I’ve been postponing describing my experience with AWS Glue for a couple of months now. It’s one of those things that I really wanted to get out of myself but it hurts to even speak up. Let’s end this pain, let’s end this now. Ehkem… AWS Glue sucks.
We had a use case of doing a daily ETL job from/to Redshift. The transformation was rather simple but given that developers will maintain the logic it was easier to write code rather than convoluted SQL. The job was small enough (<50k rows) that probably a Lambda with a longer timeout would be just fine; however, since more projects were coming that required a larger scale processing we were looking for potential candidates. This was a great opportunity to try out a service that boasts itself on the official blurb.

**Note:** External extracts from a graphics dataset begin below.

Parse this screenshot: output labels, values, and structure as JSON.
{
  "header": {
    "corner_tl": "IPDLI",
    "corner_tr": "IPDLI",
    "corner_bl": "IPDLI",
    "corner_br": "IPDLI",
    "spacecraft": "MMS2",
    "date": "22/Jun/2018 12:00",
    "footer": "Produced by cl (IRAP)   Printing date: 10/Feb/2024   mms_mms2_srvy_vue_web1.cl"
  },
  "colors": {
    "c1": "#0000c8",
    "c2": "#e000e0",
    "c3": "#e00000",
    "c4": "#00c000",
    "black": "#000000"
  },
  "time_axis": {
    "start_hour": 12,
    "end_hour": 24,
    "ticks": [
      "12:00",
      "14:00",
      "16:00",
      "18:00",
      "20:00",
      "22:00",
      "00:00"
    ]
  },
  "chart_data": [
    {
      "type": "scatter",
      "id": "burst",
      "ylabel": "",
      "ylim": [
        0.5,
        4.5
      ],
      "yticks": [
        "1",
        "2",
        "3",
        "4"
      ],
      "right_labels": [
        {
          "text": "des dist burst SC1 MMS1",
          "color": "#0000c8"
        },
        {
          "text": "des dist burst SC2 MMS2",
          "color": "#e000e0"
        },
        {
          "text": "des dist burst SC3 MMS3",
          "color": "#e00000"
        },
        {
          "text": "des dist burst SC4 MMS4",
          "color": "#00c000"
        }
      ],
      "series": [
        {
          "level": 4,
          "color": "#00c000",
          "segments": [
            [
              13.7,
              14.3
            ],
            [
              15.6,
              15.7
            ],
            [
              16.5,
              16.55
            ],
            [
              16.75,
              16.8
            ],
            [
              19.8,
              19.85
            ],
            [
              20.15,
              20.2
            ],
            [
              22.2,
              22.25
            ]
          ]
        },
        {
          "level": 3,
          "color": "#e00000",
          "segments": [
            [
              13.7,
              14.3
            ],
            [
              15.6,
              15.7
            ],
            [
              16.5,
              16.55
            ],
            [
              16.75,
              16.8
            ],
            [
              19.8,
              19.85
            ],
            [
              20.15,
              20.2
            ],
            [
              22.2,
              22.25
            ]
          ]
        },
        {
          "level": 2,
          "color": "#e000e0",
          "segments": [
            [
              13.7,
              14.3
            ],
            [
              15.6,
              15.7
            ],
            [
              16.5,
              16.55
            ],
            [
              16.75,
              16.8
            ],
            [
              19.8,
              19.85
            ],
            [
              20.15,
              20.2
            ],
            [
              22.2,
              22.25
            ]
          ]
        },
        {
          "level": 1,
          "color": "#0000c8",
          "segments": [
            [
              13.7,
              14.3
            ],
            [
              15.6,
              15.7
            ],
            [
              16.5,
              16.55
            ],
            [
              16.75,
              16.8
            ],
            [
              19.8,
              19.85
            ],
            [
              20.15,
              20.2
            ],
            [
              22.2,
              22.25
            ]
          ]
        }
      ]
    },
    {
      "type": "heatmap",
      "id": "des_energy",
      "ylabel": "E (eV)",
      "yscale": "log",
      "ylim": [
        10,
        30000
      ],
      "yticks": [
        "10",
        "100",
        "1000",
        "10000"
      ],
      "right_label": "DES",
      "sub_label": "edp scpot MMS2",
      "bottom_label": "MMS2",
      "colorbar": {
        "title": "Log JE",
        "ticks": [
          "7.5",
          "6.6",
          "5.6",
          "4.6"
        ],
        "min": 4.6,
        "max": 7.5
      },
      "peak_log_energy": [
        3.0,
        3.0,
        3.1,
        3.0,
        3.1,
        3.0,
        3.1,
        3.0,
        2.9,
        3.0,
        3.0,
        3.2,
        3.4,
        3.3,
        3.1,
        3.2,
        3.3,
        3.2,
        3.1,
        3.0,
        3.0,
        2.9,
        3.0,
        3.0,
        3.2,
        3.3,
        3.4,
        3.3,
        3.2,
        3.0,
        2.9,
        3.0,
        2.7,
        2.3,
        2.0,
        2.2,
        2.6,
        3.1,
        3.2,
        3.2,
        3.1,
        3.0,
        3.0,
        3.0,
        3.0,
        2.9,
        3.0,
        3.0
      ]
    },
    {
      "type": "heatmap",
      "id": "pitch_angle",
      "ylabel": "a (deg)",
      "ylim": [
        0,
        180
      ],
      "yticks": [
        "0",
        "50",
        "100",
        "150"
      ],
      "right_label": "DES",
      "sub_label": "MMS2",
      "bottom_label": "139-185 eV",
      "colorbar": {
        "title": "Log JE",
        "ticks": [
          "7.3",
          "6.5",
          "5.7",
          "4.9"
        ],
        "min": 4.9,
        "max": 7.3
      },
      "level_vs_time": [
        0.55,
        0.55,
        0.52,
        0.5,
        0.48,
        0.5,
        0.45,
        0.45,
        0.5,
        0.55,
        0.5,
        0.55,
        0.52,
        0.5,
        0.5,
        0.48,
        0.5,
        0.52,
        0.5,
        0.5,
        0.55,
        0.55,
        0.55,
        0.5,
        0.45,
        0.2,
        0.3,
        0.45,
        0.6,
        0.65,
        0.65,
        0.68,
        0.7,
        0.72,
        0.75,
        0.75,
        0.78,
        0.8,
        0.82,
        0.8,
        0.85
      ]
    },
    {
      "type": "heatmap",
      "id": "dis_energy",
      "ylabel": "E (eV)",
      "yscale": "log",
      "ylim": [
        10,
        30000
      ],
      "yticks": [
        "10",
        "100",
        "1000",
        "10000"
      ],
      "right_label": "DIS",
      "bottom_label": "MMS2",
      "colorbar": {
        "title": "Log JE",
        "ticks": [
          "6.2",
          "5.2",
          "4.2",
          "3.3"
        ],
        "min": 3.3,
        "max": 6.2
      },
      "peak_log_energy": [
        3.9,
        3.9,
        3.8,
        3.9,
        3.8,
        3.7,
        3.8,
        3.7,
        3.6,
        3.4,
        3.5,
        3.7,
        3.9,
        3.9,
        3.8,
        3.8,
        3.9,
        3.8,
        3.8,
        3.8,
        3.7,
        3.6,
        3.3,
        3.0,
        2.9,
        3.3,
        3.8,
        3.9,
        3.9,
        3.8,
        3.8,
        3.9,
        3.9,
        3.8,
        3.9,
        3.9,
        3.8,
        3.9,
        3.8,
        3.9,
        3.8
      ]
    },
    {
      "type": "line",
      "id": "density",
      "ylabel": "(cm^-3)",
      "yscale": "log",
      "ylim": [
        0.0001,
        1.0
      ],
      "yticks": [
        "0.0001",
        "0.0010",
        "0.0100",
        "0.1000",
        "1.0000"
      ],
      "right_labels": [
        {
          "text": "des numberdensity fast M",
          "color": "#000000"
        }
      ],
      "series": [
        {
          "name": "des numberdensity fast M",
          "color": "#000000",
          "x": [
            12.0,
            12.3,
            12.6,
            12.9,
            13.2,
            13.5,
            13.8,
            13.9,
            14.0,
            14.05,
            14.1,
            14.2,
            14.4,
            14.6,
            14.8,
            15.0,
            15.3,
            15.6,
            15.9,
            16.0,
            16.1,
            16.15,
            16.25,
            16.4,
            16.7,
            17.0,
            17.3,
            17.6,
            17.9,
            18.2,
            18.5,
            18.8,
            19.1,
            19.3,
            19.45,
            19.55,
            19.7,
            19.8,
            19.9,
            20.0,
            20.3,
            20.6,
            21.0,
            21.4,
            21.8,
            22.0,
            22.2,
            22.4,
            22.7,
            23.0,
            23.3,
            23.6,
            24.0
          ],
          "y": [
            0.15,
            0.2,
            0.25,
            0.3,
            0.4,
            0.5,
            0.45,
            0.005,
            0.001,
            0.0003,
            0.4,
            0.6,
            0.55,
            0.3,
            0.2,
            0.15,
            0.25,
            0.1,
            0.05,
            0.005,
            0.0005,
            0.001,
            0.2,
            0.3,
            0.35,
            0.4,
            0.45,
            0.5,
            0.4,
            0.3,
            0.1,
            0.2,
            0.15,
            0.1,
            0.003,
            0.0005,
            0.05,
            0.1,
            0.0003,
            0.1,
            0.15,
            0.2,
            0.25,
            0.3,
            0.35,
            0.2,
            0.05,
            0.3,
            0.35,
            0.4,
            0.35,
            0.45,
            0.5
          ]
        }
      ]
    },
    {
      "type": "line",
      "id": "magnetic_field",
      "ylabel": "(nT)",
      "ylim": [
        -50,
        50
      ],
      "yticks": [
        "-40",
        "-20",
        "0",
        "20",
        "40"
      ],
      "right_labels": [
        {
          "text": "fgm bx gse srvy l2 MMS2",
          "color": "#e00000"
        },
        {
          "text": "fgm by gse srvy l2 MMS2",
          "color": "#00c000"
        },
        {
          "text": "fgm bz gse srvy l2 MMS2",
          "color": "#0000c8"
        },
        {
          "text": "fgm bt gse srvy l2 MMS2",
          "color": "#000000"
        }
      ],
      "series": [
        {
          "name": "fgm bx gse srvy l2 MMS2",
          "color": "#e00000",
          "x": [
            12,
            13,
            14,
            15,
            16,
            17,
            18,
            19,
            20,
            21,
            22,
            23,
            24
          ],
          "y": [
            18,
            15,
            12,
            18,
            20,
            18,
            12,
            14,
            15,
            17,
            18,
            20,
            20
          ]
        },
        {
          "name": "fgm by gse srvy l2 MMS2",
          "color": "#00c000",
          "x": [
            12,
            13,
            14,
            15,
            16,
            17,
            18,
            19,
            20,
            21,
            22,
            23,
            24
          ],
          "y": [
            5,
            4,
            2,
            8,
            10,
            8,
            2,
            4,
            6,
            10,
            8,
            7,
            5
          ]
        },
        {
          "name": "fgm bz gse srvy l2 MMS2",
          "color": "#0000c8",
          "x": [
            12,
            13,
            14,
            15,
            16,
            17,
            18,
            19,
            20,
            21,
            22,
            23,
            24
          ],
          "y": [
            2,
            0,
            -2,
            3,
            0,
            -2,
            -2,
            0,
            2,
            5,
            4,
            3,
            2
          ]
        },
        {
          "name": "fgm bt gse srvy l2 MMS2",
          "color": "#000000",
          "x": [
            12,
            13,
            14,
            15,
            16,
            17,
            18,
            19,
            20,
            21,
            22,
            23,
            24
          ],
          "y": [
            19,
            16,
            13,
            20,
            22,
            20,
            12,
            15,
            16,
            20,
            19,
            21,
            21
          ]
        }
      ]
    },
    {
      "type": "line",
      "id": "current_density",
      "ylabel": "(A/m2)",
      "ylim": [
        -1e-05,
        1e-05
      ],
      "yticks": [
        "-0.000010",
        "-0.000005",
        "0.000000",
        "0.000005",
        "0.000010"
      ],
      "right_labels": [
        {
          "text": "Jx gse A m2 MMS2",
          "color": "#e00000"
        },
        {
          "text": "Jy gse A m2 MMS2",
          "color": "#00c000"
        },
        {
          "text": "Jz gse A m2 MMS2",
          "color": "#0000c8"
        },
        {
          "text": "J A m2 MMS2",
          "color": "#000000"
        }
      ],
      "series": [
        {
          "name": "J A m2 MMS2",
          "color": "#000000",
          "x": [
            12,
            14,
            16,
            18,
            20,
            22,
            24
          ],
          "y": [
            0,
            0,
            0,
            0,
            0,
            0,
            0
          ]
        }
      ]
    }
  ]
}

Issues started right away. Their documentation is/was really terrible. It describes how "great things are" rather than what they do. There were two pages dedicated to Redshift and they were convoluted enough that even AWS support team had difficulties understanding it. When deploying through Cloud Formation some options were missing and had to be manually updated, like activating trigger for cron job(?!). At the time of writing also only Python in version 2.7 was available with examples written by some Golang users, something like:
orgs = orgs.drop_fields(['other_names',
No doubt that AWS Glue will be updated and most likely it’s much better now than it was 2 months before. However, I have such a terrible mouthfeel after using it that it’s going to be hard to convince me to give it another shot in the near future. For simple tasks Lambda should be enough and for larger on a single data source use EMR. In cases when there are multiple sources with dependencies orchestrate everything using Data Pipeline. Seems that the Glue is an on-demand EMR with limited not-optimal configuration thus leaving with limited control.